Aus: Die Welt, 13.Januar 2010 S. 2 Essay von Naomi Wolf, politische Aktivistin und Gesellschaftskritikerin, Project Syndicate.
„Die Gepflogenheit, Anklägerinnen in Vergewaltigungsfällen nicht namentlich zu nennen, ist ein Relikt aus viktorianischen Zeiten, Frauen galten damals als fragil, rein und unwissend. Sie mußten vor der Unerbittlichkeit der Öffentlichkeit geschützt werden.

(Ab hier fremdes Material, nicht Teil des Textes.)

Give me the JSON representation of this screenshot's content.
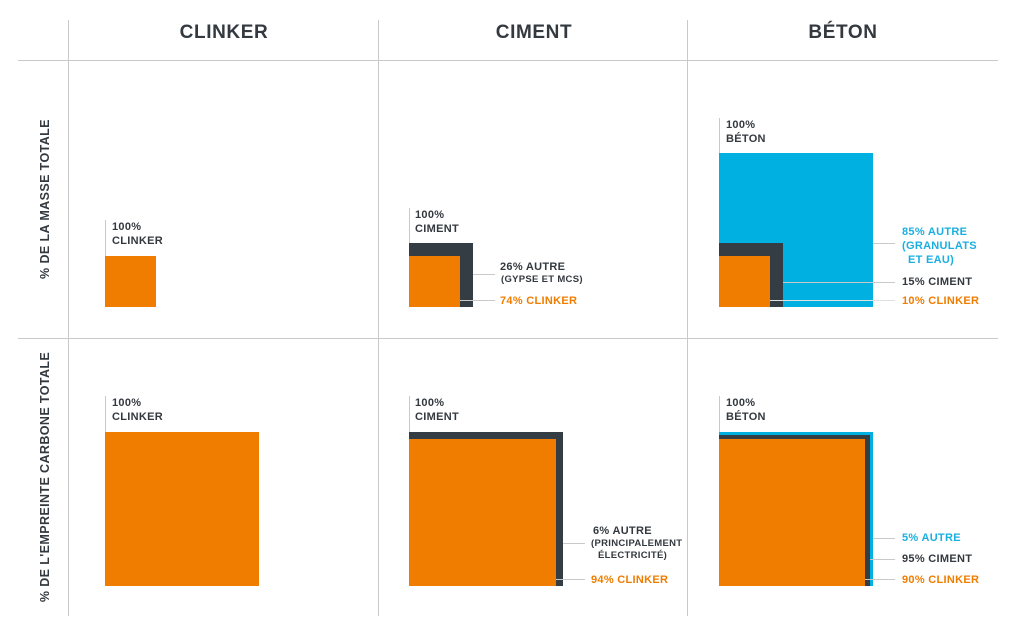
{
  "columns": [
    "CLINKER",
    "CIMENT",
    "BÉTON"
  ],
  "rows": [
    "% DE LA MASSE TOTALE",
    "% DE L'EMPREINTE CARBONE TOTALE"
  ],
  "colors": {
    "clinker": "#f07d00",
    "ciment": "#343c44",
    "beton": "#00b0e0",
    "text": "#33393f"
  },
  "mass": {
    "clinker": {
      "top_pct": "100%",
      "top_name": "CLINKER",
      "clinker_share": 100
    },
    "ciment": {
      "top_pct": "100%",
      "top_name": "CIMENT",
      "autre": "26% AUTRE",
      "autre_detail": "(GYPSE ET MCS)",
      "clinker": "74% CLINKER",
      "clinker_share": 74
    },
    "beton": {
      "top_pct": "100%",
      "top_name": "BÉTON",
      "autre_1": "85% AUTRE",
      "autre_2": "(GRANULATS",
      "autre_3": "ET EAU)",
      "ciment": "15% CIMENT",
      "clinker": "10% CLINKER",
      "ciment_share": 15,
      "clinker_share": 10
    }
  },
  "carbon": {
    "clinker": {
      "top_pct": "100%",
      "top_name": "CLINKER",
      "clinker_share": 100
    },
    "ciment": {
      "top_pct": "100%",
      "top_name": "CIMENT",
      "autre": "6% AUTRE",
      "autre_detail_1": "(PRINCIPALEMENT",
      "autre_detail_2": "ÉLECTRICITÉ)",
      "clinker": "94% CLINKER",
      "clinker_share": 94
    },
    "beton": {
      "top_pct": "100%",
      "top_name": "BÉTON",
      "autre": "5% AUTRE",
      "ciment": "95% CIMENT",
      "clinker": "90% CLINKER",
      "ciment_share": 95,
      "clinker_share": 90
    }
  }
}
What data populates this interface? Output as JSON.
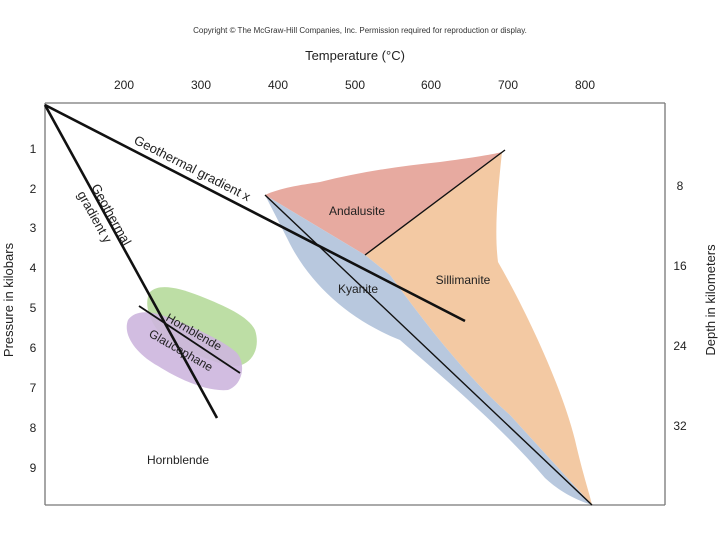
{
  "copyright": "Copyright © The McGraw-Hill Companies, Inc. Permission required for reproduction or display.",
  "axes": {
    "top_title": "Temperature (°C)",
    "left_title": "Pressure in kilobars",
    "right_title": "Depth in kilometers",
    "top_ticks": [
      "200",
      "300",
      "400",
      "500",
      "600",
      "700",
      "800"
    ],
    "left_ticks": [
      "1",
      "2",
      "3",
      "4",
      "5",
      "6",
      "7",
      "8",
      "9"
    ],
    "right_ticks": [
      "8",
      "16",
      "24",
      "32"
    ]
  },
  "fields": {
    "andalusite": "Andalusite",
    "kyanite": "Kyanite",
    "sillimanite": "Sillimanite",
    "hornblende_top": "Hornblende",
    "glaucophane": "Glaucophane",
    "hornblende_bottom": "Hornblende"
  },
  "gradients": {
    "x_label": "Geothermal gradient x",
    "y_line1": "Geothermal",
    "y_line2": "gradient y"
  },
  "colors": {
    "andalusite": "#e7aaa0",
    "kyanite": "#b8c8de",
    "sillimanite": "#f3c9a3",
    "hornblende_field": "#b9dca0",
    "glaucophane_field": "#cdb6de"
  }
}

Vorwürfe jedoch, die anonym erhoben werden nimmt niemand so ernst, wie solche, die öffentlich gemacht werden. Wenn eine Frau eine ernste Anklage erhebt, dann braucht sie nicht auf die Stufe eines Kindes gestellt zu werden. Sie muss als moralisch erwachsen behandelt werden wollen – und sich auch selbst so behandeln. Es ist falsch, überhaupt jemanden, ob männlich oder weiblich, auf der Grundlage anonymer Beschuldigungen vor das Gericht der öffentlichen Meinung zu stellen.
Eines der Rechte, für das Suffragetten kämpften, war für eigene Verbrechen verurteilt zu werden.